2012-02-08

How much Microsoft patents are really worth?

How much Microsoft patents are really worth?

Here's a small list of "features" that you'll find in any smartphone:

1. Activating the phone using a pin
2. Making emergency calls
3. Search engine integration
4. Making voice commands
5. Navigating the web
6. Writing emails
7. Geolocation (maps/satelite/navigation)
8. Buying things in a marketplace
9. Talking to friends via instant messager
10. Alarm clock
11. Calendar
12. Calculator
13. Taking photos
14. Reading news
15. Taking notes
16. Reading/editing texts
17. Recording sounds
18. Playing video
19. Playing music
20. Managing contacts
21. Making phone calls

etc.

All these ideas sound trivial? But each of them is covered by a number of patents. In fact, a typical smartphone is covered by 250,000 patents (Source: http://www.nytimes.com/2011/08/17/technology/a-bull-market-in-tech-patents.html?_r=1&pagewanted=all). If manufacturers paid $0.01 for each patent, smartphones would cost $2,500 -- and that wouldn't even include the manufacturing costs!

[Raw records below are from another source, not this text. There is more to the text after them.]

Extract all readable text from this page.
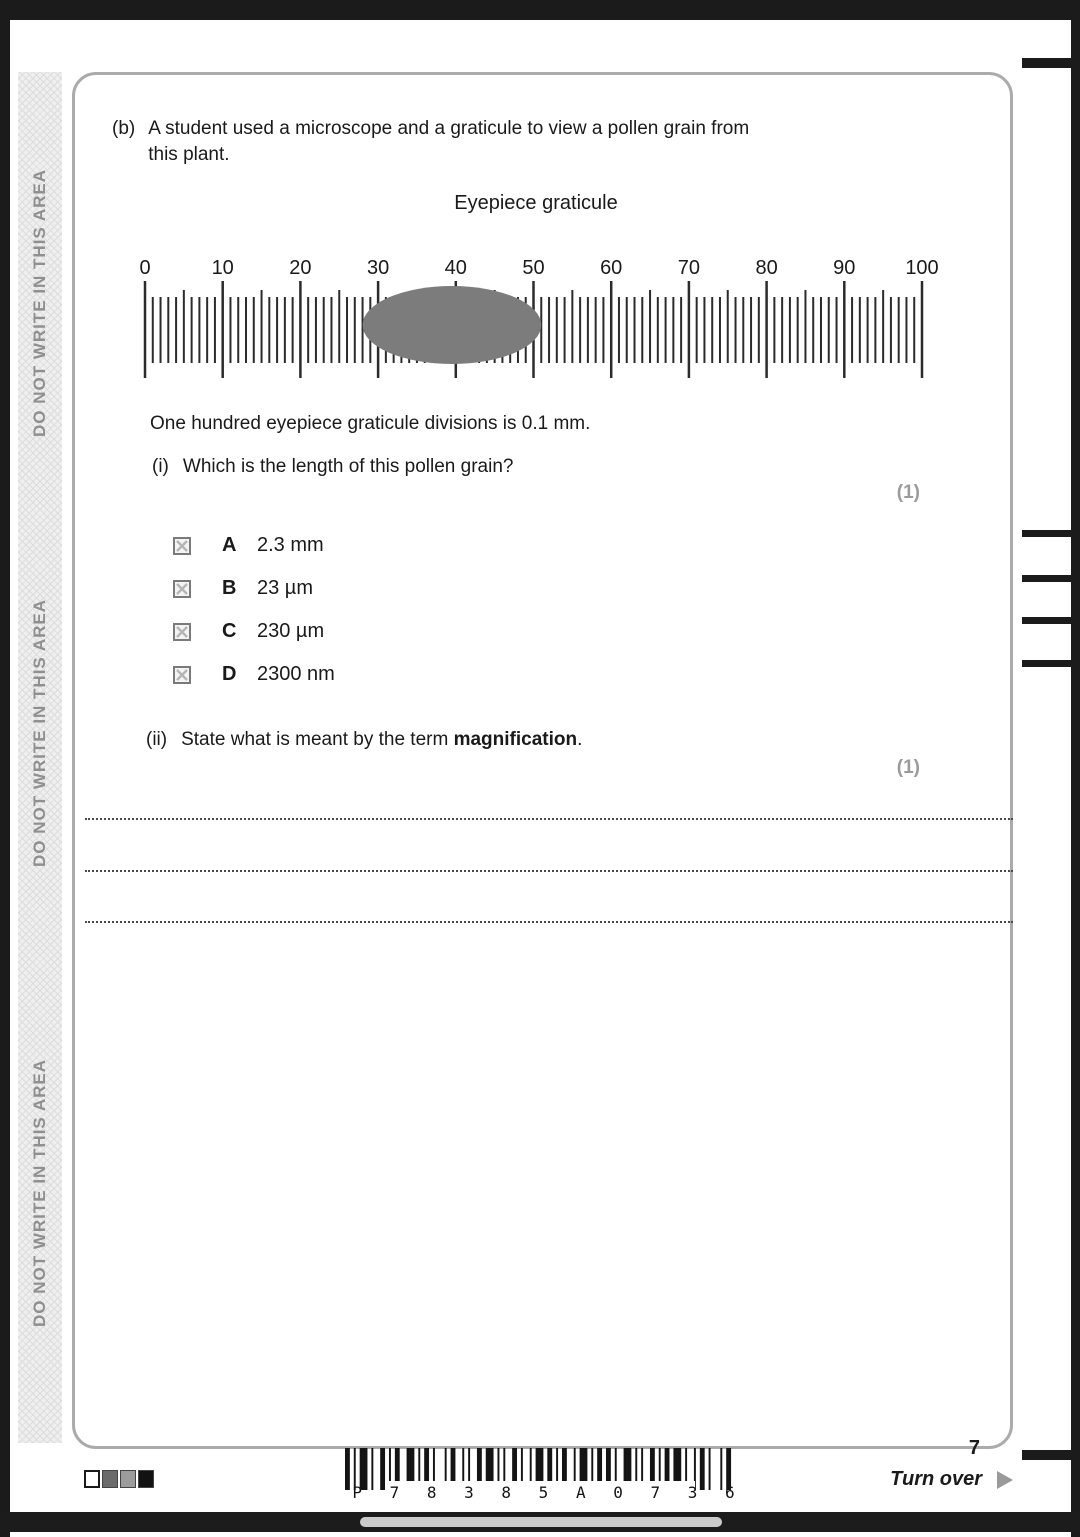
DO NOT WRITE IN THIS AREA
DO NOT WRITE IN THIS AREA
DO NOT WRITE IN THIS AREA
(b) A student used a microscope and a graticule to view a pollen grain from
this plant.
Eyepiece graticule
0	10	20	30	40	50	60	70	80	90 100
One hundred eyepiece graticule divisions is 0.1 mm.
(i) Which is the length of this pollen grain?
(1)
A 2.3 mm
B 23 µm
C 230 µm
D 2300 nm
(ii) State what is meant by the term magnification.
(1)
7
Turn over
P 7 8 3 8 5 A 0 7 3 6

Thus, I think we can agree that patents *cannot* cost $0.01. At least the simplest ones.

Now, let's take look at the patents that Microsoft is using to get money from Barnes & Noble and other Android phone makers:


Patent #6,957,233: Making annotations in read-only documents

Patent #6,891,551: Highlighting and selecting elements of electronic documents

Patent #5,778,372: Quickly downloading documents from a browser


Read that again.

Microsoft thinks that making anotations in a read-only document (which implies saving the anotations in a separate file) or highliting and selecting elements from a document (which is done since the first text editors, 25 years ago) and downloading *documents* are so important features that Android manufactorers should pay a few bucks for each smartphone sold.

Remember: if manufacturers paid $0.01 for each trivial patent, smartphones would cost $2,500. That's simply impossible!

What would be a fair value of trivial and unimportant patents like these?

So... let's consider that the price of a smartphone is $800. If companies are supposed to pay, directly or indirectly, for each one of the 250,000 patents, the price for each one would be $0.0032. Let's make it $0.01 per license. (Microsoft deserves that.)

That would give Microsoft $0.03 per device sold. Is that fair?

Let's see: Android manufacturers are expected to sell 180 million devices per year, that three patents would give Microsoft a whooping $5.4 million per year.

That's enough to hire a team of 54 engineers. Do you think 54 engineers could possibly come up with more inovative ideas like "Making annotations in read-only documents", "Highlighting and selecting elements of electronic documents", and "Quickly downloading documents from a browser"?

Sounds like a good deal, unless Microsoft wants to use their patents in anticompetitive ways.